Indicator: Restoring strategic and operational management systems to minimise ad hoc decisions

Prospectus update:

  • The massive Cabinet with overlapping state departments has been kept and not scaled down, even by retaining several with notorious ministerial accountability records. If not streamlined before calendar year-end, the budget for 2019/20 will be based on the existing departmental and ministerial basis. Progress to the objective of a more streamlined and effective cabinet will therefore be slow.
  • Far quicker decisions were arrived at on the following:

–        When EWC became a focal point of KZN discontent there was an eye-wink somersault knee-fall before Zulu-king Zwelithini (considering the position of the Motlanthe Report). This feat of political gymnastics effectively revealed EWC in the current context to be racially reserved for land “not owned” by traditional leaders.

–        When the Eskom Board and management stood on a zero adjustment of salaries, Minister of Public Enterprises Pravin Gordhan overruled them. This political overruling of a stance that was aimed at limiting the burden on the fiscus will not go unnoticed by Moody’s. It may just convince them that government is willing to appease in order to win the 2019 elections, and that appeasements weighs heavier than rebuilding the economy.

–        During his July visit to Saudi Arabia Ramaphosa signed a deal on a large concentrated solar plant and also a factory to manufacture solar panels. Rapport stated Eskom did not know about these deals.  Eskom has repeatedly complained that the energy it has to buy from small alternative energy producers was so costly that it would aggravate Eskom’s dire financial position.

EOSA’s assessment: One of the fundamental lessons of management is to minimize ad hoc-decisions. In the current context there was radical transformation, turning ad hoc-decisions into add havoc-decisions.  In addition, it muddles corporate governance practice in SOEs: almost a repeat of the chaos under Lynne Brown as well as when Ramaphosa was in charge of the War Room at Eskom, taking on responsibilities without legal and fiduciary accountabilities.  That resulted in Brian Molefe being transferred from Transnet to Eskom with  then also a new Board of Directors (one experiences a déjà vu feeling). Such direct state interferences in internal SOE managerial matters stand (from a management perspective) on exactly the same footing as P W Botha’s infamous interference in a live SABC TV broadcast with Frank Robinson as the newsreader. The issue then: Did Alan Hendrickse resign from Botha’s Cabinet or was he dismissed?

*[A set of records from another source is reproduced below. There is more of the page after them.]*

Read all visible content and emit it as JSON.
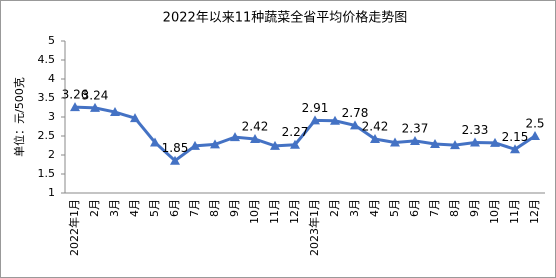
{
  "chart_data": {
    "type": "line",
    "title": "2022年以来11种蔬菜全省平均价格走势图",
    "y_label": "单位：元/500克",
    "categories": [
      "2022年1月",
      "2月",
      "3月",
      "4月",
      "5月",
      "6月",
      "7月",
      "8月",
      "9月",
      "10月",
      "11月",
      "12月",
      "2023年1月",
      "2月",
      "3月",
      "4月",
      "5月",
      "6月",
      "7月",
      "8月",
      "9月",
      "10月",
      "11月",
      "12月"
    ],
    "series": [
      {
        "name": "平均价格",
        "color": "#4472c4",
        "values": [
          3.26,
          3.24,
          3.13,
          2.97,
          2.33,
          1.85,
          2.24,
          2.28,
          2.47,
          2.42,
          2.24,
          2.27,
          2.91,
          2.9,
          2.78,
          2.42,
          2.33,
          2.37,
          2.29,
          2.26,
          2.33,
          2.32,
          2.15,
          2.5
        ],
        "value_labels": [
          "3.26",
          "3.24",
          null,
          null,
          null,
          "1.85",
          null,
          null,
          null,
          "2.42",
          null,
          "2.27",
          "2.91",
          null,
          "2.78",
          "2.42",
          null,
          "2.37",
          null,
          null,
          "2.33",
          null,
          "2.15",
          "2.5"
        ]
      }
    ],
    "ylim": [
      1,
      5
    ],
    "yticks": [
      1,
      1.5,
      2,
      2.5,
      3,
      3.5,
      4,
      4.5,
      5
    ],
    "grid": false
  }
}
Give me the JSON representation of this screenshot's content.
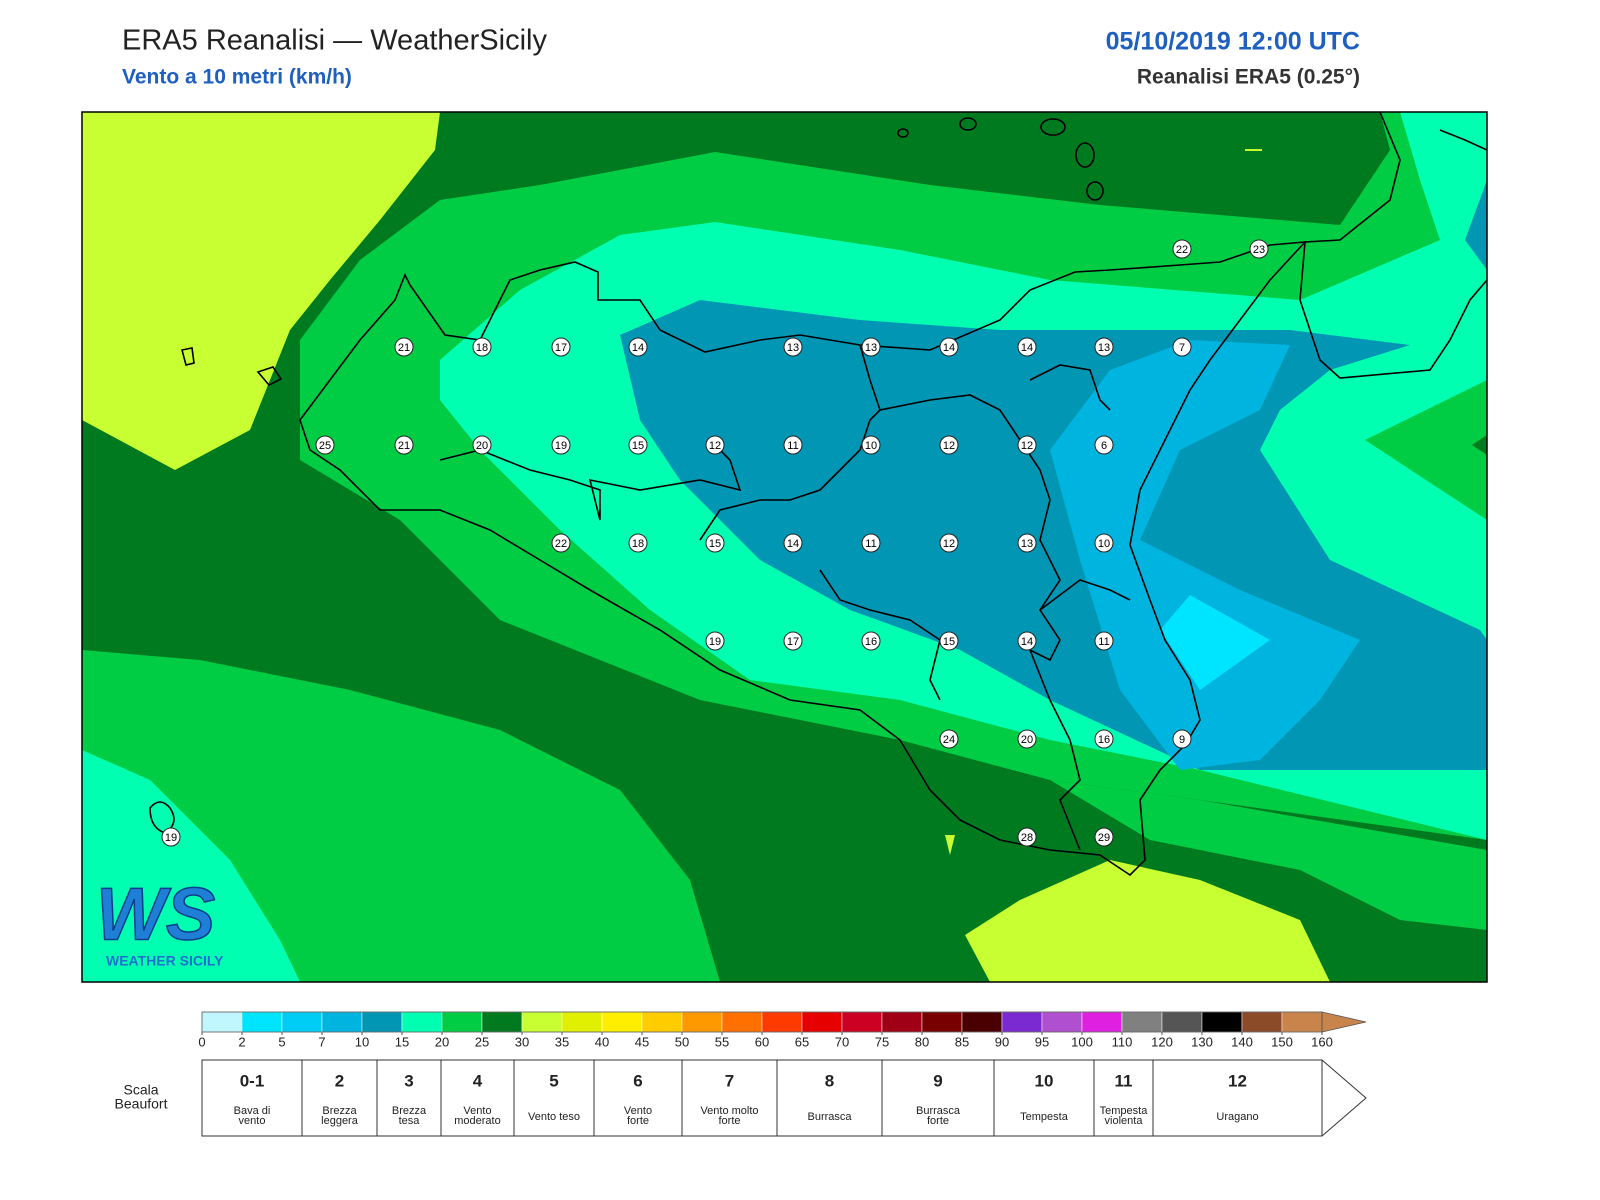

The Boards of SOEs that should legally exercise oversight and strategic guidance are undermined by such direct political interference. It undermines the independence and accountability of the boards, since their eyes are thereby directed on the approving nods from the politicians.

End conclusion:  Investment talk is cheap. The proof of the investment and growth pudding lies in the opening of production plants, the employment of workers and the export of goods and services…   To assess whether this venture will have more chance than Steinhoff if the latter would now commence with a book-making attempt, keep your eyes on the following:

  • South Africa’s ranking on the WEF’s Competitiveness Report (due end September).
  • SA’s position on the Fraser Institute’s Economic Freedom Index
  • Improvement or not on crimes against business.
  • Statements (and especially off-the cuff utterances about the expropriation of property).
  • The urgency and extent of investigations about corruption and maladministration not only concerning the Zupta-supporters, but also those on the Ramaphosa slate, e.g. Mike Mabuyakhulu (Cyril’s man just elected as deputy chair of the ANC in KZN and out on bail of R50 000 for charges relating to money laundering and corruption of R28 million) and Qedani Mahlangu (Gauteng MEC for Health when the Life Esidimeni abomination occurred that cost the lives of at least 140 people and the taxpayers billions of rand in compensation for gross negligence).